This morning streaming began for the second SoundBox program to be presented by the San Francisco Symphony (SFS) through its SFSymphony+ service. Soprano Julia Bullock presented Lineage, a program she was originally scheduled to curate in April of last year. Under current conditions she was able to turn the necessity for distancing from a liability into an asset. At the same time the repertoire she selected spanned a “distance” of almost 900 years. Those circumstances then reflected back on Bullock’s choice of a title, which, as she put it, constituted “an audio and visual snapshot of how lineage can inform, influence, impact, and express itself in a musical context.”
The “temporal distance” of the program was framed by the twelfth-century German Benedictine abbess Hildegard of Bingen at one end and living composers at the other. On several occasions in the program, the span of distance was “bridged” by segue techniques that allowed for smooth progressions from one century to another. Thus, Hildegarde’s “O frondes virga” (O blooming branch, D 155r), sung by the San Francisco Girls Chorus conducted by Susan McMane, proceeded without interruption into Bullock singing Nina Simone’s “Images,” a setting of the poem “No Images” by the Harlem Renaissance poet William Waring Cuney. While Hildegarde’s text lauds the brach as standing “upright in your nobility,” the protagonist of Cuney’s poem has lost both beauty and nobility through the poverty of urban life that she must endure.
Nina Simone’s “shift into Bach” at the conclusion of “Love Me or Leave Me” (screen shot from the video being discussed)
Simone was also “bridged” to Johann Sebastian Bach. The first musical offering showed her playing the piano in a film of her performance on The Ed Sullivan Show while singing “Love Me or Leave Me.” As she concluded the lyrics, her piano work took over with a rapid-fire two-part invention, which then transitioned smoothly into Sarah Cahill playing one of Bach’s two-part inventions, BWV 784 in A minor. I have to confess that I have had a long-standing interest in Simone and her uncompromising approaches to both music and ideology. As a result, watching that Ed Sullivan clip turned out to be far more informative than I anticipated; and the smooth segue into Cahill playing Bach was the icing on the cake!
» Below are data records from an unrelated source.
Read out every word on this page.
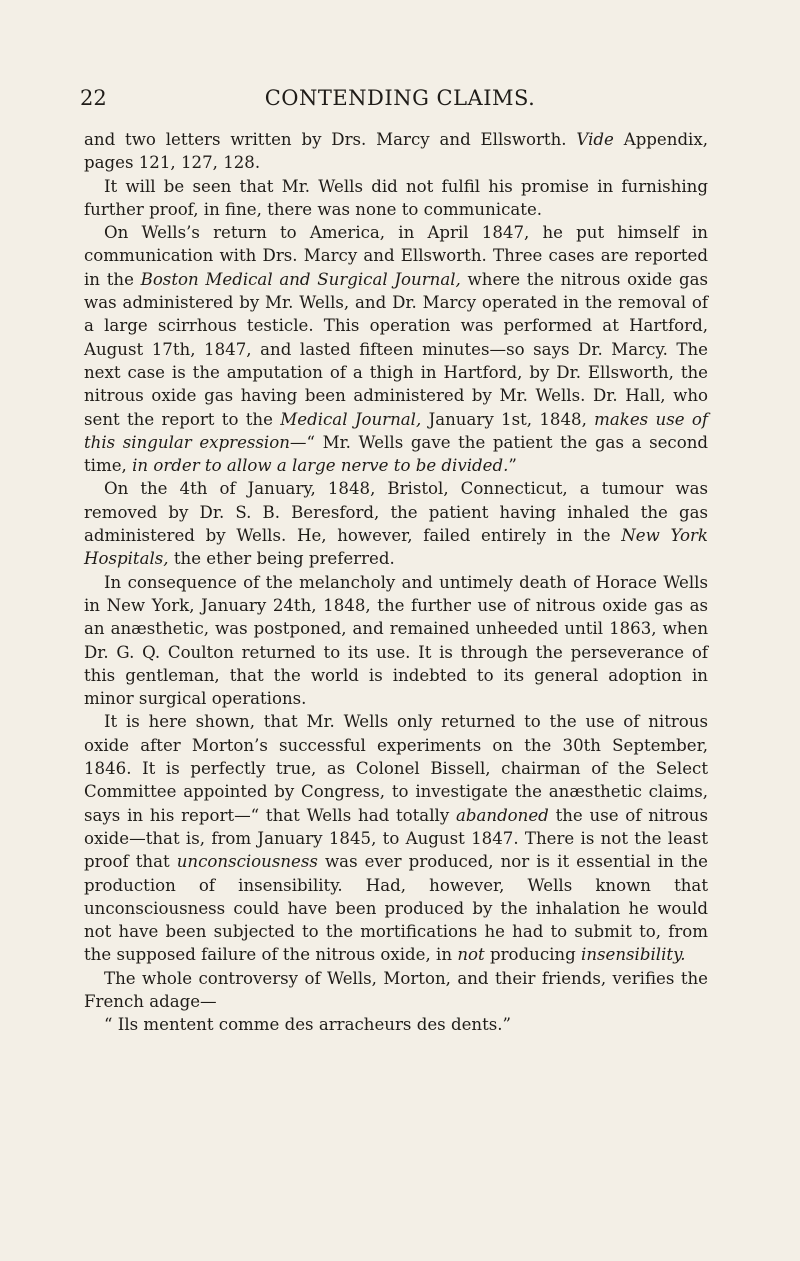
22	CONTENDING CLAIMS.

and two letters written by Drs. Marcy and Ellsworth. Vide Appendix, pages 121, 127, 128.

It will be seen that Mr. Wells did not fulfil his promise in furnishing further proof, in fine, there was none to communicate.

On Wells’s return to America, in April 1847, he put himself in communication with Drs. Marcy and Ellsworth. Three cases are reported in the Boston Medical and Surgical Journal, where the nitrous oxide gas was administered by Mr. Wells, and Dr. Marcy operated in the removal of a large scirrhous testicle. This operation was performed at Hartford, August 17th, 1847, and lasted fifteen minutes—so says Dr. Marcy. The next case is the amputation of a thigh in Hartford, by Dr. Ellsworth, the nitrous oxide gas having been administered by Mr. Wells. Dr. Hall, who sent the report to the Medical Journal, January 1st, 1848, makes use of this singular expression—“ Mr. Wells gave the patient the gas a second time, in order to allow a large nerve to be divided.”

On the 4th of January, 1848, Bristol, Connecticut, a tumour was removed by Dr. S. B. Beresford, the patient having inhaled the gas administered by Wells. He, however, failed entirely in the New York Hospitals, the ether being preferred.

In consequence of the melancholy and untimely death of Horace Wells in New York, January 24th, 1848, the further use of nitrous oxide gas as an anæsthetic, was postponed, and remained unheeded until 1863, when Dr. G. Q. Coulton returned to its use. It is through the perseverance of this gentleman, that the world is indebted to its general adoption in minor surgical operations.

It is here shown, that Mr. Wells only returned to the use of nitrous oxide after Morton’s successful experiments on the 30th September, 1846. It is perfectly true, as Colonel Bissell, chairman of the Select Committee appointed by Congress, to investigate the anæsthetic claims, says in his report—“ that Wells had totally abandoned the use of nitrous oxide—that is, from January 1845, to August 1847. There is not the least proof that unconsciousness was ever produced, nor is it essential in the production of insensibility. Had, however, Wells known that unconsciousness could have been produced by the inhalation he would not have been subjected to the mortifications he had to submit to, from the supposed failure of the nitrous oxide, in not producing insensibility.

The whole controversy of Wells, Morton, and their friends, verifies the French adage—

“ Ils mentent comme des arracheurs des dents.”
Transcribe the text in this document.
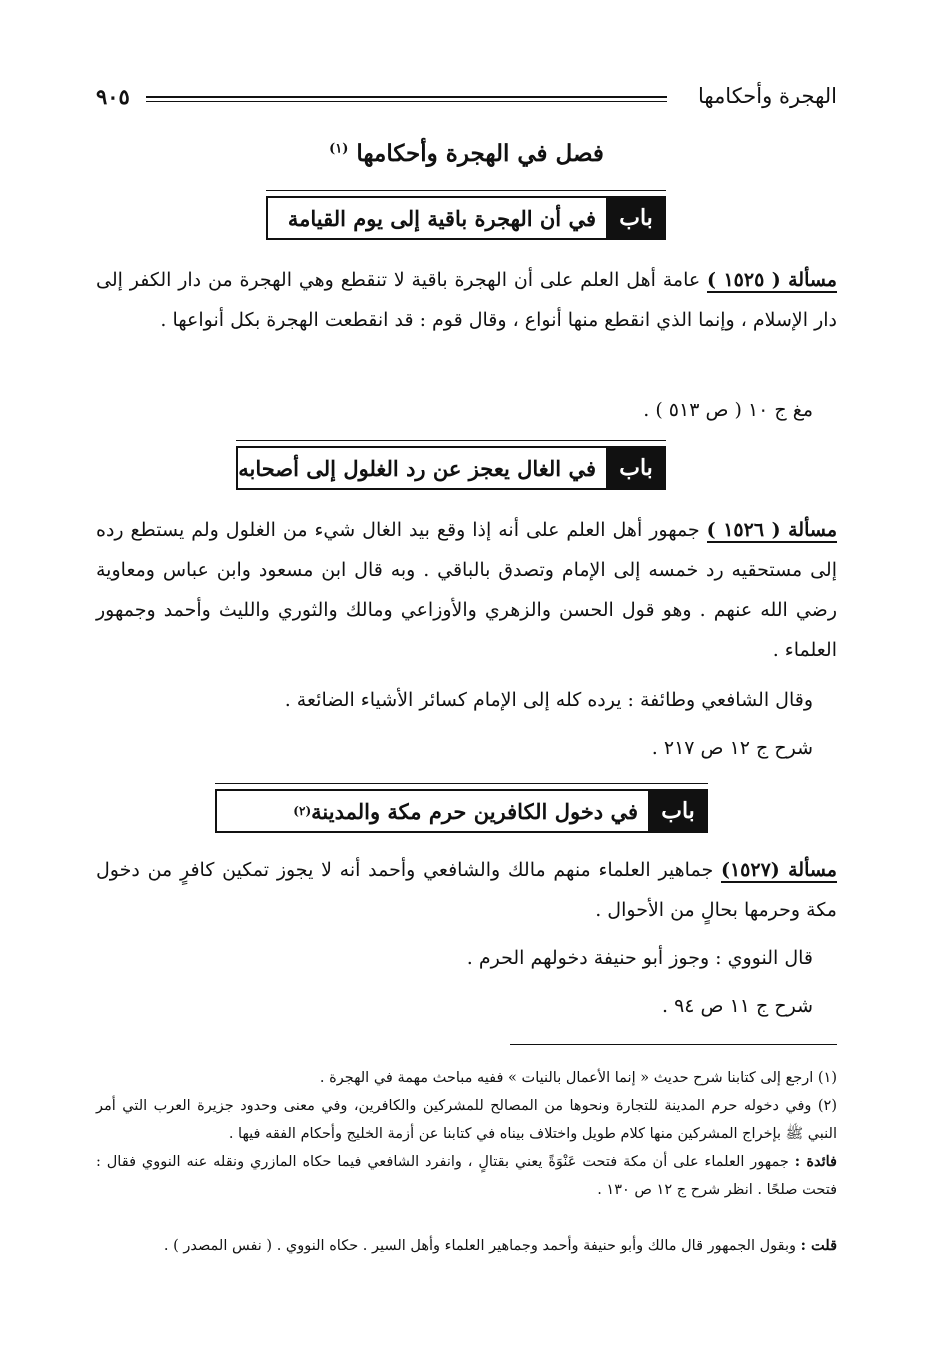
الهجرة وأحكامها
٩٠٥
فصل في الهجرة وأحكامها $^{(١)}$
باب
في أن الهجرة باقية إلى يوم القيامة
مسألة ( ١٥٢٥ ) عامة أهل العلم على أن الهجرة باقية لا تنقطع وهي الهجرة من دار الكفر إلى دار الإسلام ، وإنما الذي انقطع منها أنواع ، وقال قوم : قد انقطعت الهجرة بكل أنواعها .
مغ ج ١٠ ( ص ٥١٣ ) .
باب
في الغال يعجز عن رد الغلول إلى أصحابه
مسألة ( ١٥٢٦ ) جمهور أهل العلم على أنه إذا وقع بيد الغال شيء من الغلول ولم يستطع رده إلى مستحقيه رد خمسه إلى الإمام وتصدق بالباقي . وبه قال ابن مسعود وابن عباس ومعاوية رضي الله عنهم . وهو قول الحسن والزهري والأوزاعي ومالك والثوري والليث وأحمد وجمهور العلماء .
وقال الشافعي وطائفة : يرده كله إلى الإمام كسائر الأشياء الضائعة .
شرح ج ١٢ ص ٢١٧ .
باب
في دخول الكافرين حرم مكة والمدينة
(٢)
مسألة (١٥٢٧) جماهير العلماء منهم مالك والشافعي وأحمد أنه لا يجوز تمكين كافرٍ من دخول مكة وحرمها بحالٍ من الأحوال .
قال النووي : وجوز أبو حنيفة دخولهم الحرم .
شرح ج ١١ ص ٩٤ .
(١) ارجع إلى كتابنا شرح حديث « إنما الأعمال بالنيات » ففيه مباحث مهمة في الهجرة .
(٢) وفي دخوله حرم المدينة للتجارة ونحوها من المصالح للمشركين والكافرين، وفي معنى وحدود جزيرة العرب التي أمر النبي ﷺ بإخراج المشركين منها كلام طويل واختلاف بيناه في كتابنا عن أزمة الخليج وأحكام الفقه فيها .
فائدة : جمهور العلماء على أن مكة فتحت عَنْوَةً يعني بقتالٍ ، وانفرد الشافعي فيما حكاه المازري ونقله عنه النووي فقال : فتحت صلحًا . انظر شرح ج ١٢ ص ١٣٠ .
قلت : وبقول الجمهور قال مالك وأبو حنيفة وأحمد وجماهير العلماء وأهل السير . حكاه النووي . ( نفس المصدر ) .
That said, I should also observe that, as the performing ensembles grew in size, the viewing became more frustrating. On too many occasions the camera work directed by Steve Condiotti tended to frustrate what the eye wanted to see by looking somewhere else. All of the offerings on the program were on the scale of chamber music, meaning that, for the most part, every performer had some claim on the foreground at some time during the execution of the performance. Such foreground-background relationships often tend to involve how the performers go about interpreting the respective parts of the score. Sadly, Condiotti did not appear to have much awareness of any of the scores for the works being performed, suggesting that he was “winging it” on the basis of his own ears, which were not always the best source of information.
Fortunately, all of the offerings on the program were relatively short in nature. Furthermore, much of the time one could simply enjoy the treasures of Bullock’s voice and the facility with which she could move from one stylistic genre to another. Given how much content she assembled for this offering, the video is definitely worth a second (and probably a third) look.